Our outlook regarding global phosphates pricing is consequently weaker in the short term as prices drift lower in quiet markets.
Nutrien released its highly anticipated summer fill offers at the end of July, after what had been a mostly quiet month with softening values on barges and terminal prices.
Nutrien announced initial pricing for Q3 delivery at $765/t FOB Midwest terminals and $735 NOLA barge reference. Offers were valid until Aug. 3, after which the company said it would close order books and raise the price of new sales by $35/t for Q4 delivery. Nutrien told Fertecon analysts it had "a good initial response to the program with customers optimistic about a strong fall application season."
Mosaic's potash offers were posted with similar terms at $760/t river warehouse and $765 inland for Q3 shipments, with offers intended to remain open until Aug. 3 as well, although the company clarified that prices are subject to change at any time.
NOLA potash barges were assessed from $705 to $715/t FOB, down from $770 to $780 in June as slower demand took its toll on prices for much of July. Terminal and warehouse interest had been picking up at the end of the month, however, with the major North American suppliers opening summer fill programs.

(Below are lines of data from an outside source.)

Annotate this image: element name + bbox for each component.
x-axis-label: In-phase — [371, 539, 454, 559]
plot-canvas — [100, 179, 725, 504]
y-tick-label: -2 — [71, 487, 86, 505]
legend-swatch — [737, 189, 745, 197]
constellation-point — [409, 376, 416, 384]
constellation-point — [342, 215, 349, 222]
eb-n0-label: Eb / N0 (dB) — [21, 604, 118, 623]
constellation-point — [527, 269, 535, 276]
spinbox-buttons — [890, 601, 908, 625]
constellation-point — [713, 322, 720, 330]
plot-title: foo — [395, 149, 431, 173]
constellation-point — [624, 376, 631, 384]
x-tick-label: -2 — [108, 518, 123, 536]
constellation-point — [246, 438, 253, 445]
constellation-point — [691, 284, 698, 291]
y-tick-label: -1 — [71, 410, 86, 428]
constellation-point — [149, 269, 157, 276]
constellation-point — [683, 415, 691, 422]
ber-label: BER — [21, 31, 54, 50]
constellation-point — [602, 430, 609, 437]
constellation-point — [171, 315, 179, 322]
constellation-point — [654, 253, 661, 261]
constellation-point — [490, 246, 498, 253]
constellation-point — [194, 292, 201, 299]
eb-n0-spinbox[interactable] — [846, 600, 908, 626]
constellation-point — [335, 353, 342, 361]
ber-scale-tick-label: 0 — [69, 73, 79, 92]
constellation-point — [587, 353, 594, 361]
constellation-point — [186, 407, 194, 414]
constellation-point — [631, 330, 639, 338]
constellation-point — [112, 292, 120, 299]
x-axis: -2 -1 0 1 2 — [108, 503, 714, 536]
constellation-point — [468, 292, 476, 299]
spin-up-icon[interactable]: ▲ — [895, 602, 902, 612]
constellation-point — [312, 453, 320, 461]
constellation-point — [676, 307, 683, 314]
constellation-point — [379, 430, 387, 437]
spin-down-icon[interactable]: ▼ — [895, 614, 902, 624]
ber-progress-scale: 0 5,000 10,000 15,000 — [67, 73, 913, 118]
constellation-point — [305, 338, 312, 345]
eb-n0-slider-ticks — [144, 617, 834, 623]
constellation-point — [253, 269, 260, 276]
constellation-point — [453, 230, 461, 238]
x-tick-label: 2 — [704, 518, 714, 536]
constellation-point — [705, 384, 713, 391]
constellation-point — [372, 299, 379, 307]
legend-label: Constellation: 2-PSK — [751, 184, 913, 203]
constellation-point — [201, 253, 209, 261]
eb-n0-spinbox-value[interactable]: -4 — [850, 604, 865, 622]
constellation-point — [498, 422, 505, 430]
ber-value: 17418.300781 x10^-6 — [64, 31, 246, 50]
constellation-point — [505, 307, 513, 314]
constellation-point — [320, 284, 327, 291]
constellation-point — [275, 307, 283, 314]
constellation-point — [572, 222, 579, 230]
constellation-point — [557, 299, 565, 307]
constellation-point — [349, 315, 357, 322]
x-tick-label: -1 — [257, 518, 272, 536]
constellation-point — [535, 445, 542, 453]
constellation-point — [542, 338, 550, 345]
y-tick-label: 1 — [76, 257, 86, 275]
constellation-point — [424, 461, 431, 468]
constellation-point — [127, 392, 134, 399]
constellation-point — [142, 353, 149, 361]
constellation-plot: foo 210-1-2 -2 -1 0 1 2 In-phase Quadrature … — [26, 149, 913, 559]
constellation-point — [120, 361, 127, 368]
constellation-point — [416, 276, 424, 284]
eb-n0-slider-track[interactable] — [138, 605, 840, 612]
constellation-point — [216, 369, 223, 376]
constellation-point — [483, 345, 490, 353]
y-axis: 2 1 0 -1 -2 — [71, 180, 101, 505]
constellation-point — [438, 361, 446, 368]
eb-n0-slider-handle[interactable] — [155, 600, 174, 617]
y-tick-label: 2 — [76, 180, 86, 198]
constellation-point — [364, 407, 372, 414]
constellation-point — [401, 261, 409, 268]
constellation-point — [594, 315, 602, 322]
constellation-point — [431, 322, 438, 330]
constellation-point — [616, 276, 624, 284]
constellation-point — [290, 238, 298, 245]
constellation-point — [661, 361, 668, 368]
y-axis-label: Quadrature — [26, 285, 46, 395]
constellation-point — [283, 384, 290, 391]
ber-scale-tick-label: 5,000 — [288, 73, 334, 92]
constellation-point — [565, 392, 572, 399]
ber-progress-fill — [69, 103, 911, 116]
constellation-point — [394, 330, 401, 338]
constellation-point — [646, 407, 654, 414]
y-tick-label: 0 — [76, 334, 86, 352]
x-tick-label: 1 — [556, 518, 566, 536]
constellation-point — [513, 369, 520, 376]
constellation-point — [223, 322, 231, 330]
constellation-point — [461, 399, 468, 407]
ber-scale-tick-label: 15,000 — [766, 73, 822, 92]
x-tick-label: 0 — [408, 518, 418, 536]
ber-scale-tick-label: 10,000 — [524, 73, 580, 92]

River terminal prices were slower to adjust but still did see some decreases last month, down $40 to $50/t from June to $740 to $760 FOB.
We expect August will treat potash similarly to our prediction for phosphates -- some limited fill buying on an individual basis ahead of fall when demand is expected to pick back up for some post-harvest applications.
Editor's Note: This information was supplied courtesy of Fertecon, Agribusiness Intelligence, IHS Markit.